A Rumination on the Land from a Board Member Living Far Away, on the Progress of the First Year
Written by Carolyn White
April 2, 2019

The first time I saw Terra Cultura, it was June of 2018.

From the main drag, we pulled onto a road lined in rosemary, lavender, and ferns. Travis met us at the bottom of the steep, holey drive and wind-milled his arms in encouragement as our rental car fought its way onto the property. We rummaged for our boots and stepped out into several inches of dry dust. It’d been in my mind for so long that being there felt strange–thrilling, but alien. I’d started hearing about the farm, this wild art-farm, years before as Jessica, Travis, and Rachel worked their day-jobs and planned for this dream. When I joined the Board, Terra Cultura was still looking for a home. Not anymore.

Our board members volunteering to build the first check log terrace.

They’d had the property since April, and those two months’ of hard labor showed even if it was still rough around the edges: tumbleweeds of chicken-wire, a once-rabbit hutch repainted a cheery purple, a dead tree full of young woodpeckers, and the sandy incline cut with the evidence of erosive rains but shored up with a new berm. As we went up the hill, a fire pit ringed in chairs, a trail through the eucalyptus, a big view of Big Sur. Jessica, Travis, and Rachel took us through the plans, describing the food forest, the terraces, the all access garden. The Board helped build the first check-log terrace the next day, cutting, and carrying downed eucalyptus logs to lay between driven stakes. Potential, I kept thinking. Potential but work. Work, work, work.

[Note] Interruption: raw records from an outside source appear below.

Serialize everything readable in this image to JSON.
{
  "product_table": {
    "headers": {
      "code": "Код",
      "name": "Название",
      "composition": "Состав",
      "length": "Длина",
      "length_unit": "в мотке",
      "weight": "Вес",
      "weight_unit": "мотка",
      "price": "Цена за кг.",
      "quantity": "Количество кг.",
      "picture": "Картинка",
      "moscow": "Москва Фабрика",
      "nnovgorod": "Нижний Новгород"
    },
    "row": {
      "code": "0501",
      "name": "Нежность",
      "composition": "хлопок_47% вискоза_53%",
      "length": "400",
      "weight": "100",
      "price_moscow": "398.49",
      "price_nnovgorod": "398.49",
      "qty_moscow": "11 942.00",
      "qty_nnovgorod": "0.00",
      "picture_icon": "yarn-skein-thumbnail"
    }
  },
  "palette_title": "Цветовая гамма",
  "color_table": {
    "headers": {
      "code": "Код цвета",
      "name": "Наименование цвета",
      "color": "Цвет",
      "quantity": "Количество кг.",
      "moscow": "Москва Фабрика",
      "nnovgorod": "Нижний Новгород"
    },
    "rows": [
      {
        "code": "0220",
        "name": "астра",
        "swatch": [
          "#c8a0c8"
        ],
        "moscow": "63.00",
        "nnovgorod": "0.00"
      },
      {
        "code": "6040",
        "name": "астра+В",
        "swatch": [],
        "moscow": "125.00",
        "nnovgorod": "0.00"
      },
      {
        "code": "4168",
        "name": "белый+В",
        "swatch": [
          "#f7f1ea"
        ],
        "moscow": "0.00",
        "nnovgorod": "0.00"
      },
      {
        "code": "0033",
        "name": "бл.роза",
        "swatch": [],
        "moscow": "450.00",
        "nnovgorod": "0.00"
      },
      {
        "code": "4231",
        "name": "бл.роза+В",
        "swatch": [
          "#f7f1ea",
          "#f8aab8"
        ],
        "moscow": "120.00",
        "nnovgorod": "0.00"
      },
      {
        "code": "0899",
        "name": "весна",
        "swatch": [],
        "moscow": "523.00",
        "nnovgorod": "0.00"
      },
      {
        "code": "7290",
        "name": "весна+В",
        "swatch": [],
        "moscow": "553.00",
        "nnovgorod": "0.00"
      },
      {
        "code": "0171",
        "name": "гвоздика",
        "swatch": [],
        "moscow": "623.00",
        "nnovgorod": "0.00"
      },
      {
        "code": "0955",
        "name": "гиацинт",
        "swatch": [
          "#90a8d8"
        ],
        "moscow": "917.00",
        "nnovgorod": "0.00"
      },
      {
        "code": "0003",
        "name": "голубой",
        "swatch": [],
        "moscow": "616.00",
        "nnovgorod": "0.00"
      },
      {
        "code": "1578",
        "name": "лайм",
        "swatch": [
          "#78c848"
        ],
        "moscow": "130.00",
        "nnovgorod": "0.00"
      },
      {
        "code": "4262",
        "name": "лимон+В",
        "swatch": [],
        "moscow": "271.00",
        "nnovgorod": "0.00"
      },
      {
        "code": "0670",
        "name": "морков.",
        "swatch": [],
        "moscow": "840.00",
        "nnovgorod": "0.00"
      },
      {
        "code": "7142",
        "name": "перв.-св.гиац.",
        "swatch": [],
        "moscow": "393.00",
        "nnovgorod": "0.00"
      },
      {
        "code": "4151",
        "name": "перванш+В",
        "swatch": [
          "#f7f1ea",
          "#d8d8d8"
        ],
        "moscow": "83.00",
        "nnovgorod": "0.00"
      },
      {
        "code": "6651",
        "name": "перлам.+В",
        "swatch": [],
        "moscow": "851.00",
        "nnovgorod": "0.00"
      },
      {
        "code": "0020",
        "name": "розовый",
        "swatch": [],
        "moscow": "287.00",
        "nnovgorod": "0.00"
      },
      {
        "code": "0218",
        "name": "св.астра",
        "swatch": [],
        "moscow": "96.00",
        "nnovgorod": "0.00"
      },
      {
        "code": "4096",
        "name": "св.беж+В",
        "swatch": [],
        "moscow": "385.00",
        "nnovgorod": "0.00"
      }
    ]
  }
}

The second time I saw Terra Cultura, it was October.

After several dry months, the rosemary and lavender and ferns look parched, but the driveway we pull into is now smoothly packed full. We stand in the middle of the new parking pad and marvel. The gravel company up the road lent a hand, Travis explains over the muted roar of the drill, which after a week at the top of the property has almost completed drilling the new well. There is still dust, and eucalyptus, and little bits of chicken wire here and there, but there is also a hill of finished terraces ready for crops. Native pollinators sit in gallon buckets awaiting planting. The invasive eucalyptus grove has been thinned to make room for the first members of Terra Cultura’s food forest and nearby, the raised platform for a Classroom Yurt. In the evening, we turn on the soon-to-be-obsolete temporary pump and water the berms and plants. Jessica and I lug watering cans to the property line and douse the young manzanita and lavender which will someday form Terra Cultura’s hedgerow. And it’s then in the fading light that I spot a white rabbit, spotted like a cow and inarguably out-of-place hopping around in a stand of dusty horehound. The last domestic rabbit from the previous tenants’ operation, Jessica says, which when they first bought the property still made its home under the hutch. She seems matter of fact; I feel like I’ve seen a unicorn.

After I’ve left, I watch from Pittsburgh as potential plus works makes progress, marveling as photographs on Terra Cultura’s Instagram capture a property turned brilliant green with cover crops. Neighbors visit, an intern joins the team. A CSA is on its way and on site workshops too. The first yurt, to be used as a classroom, graces its platform by a fledgling forest of pineapple guava and apple. A year of erosion control has been a success; sand and dust has given way to rich topsoil. Volunteers from UC Santa Cruz spend a day prepping beds, and suddenly, there are vegetables in the terraces: broccoli and arugula, red cabbage, and kale. I imagine the last rabbit, munching on that hill of green grass all winter, unsure how exactly she got so lucky but glad that she did. I can’t wait for her to see what’s coming next.

Written by Carolyn White

1 Comment

  1. Barbara Learner

    Hey Carolyn,
    This is really lovely. You captured the magic I feel when I’m there. They are so lucky to have you in their lives and on the Board.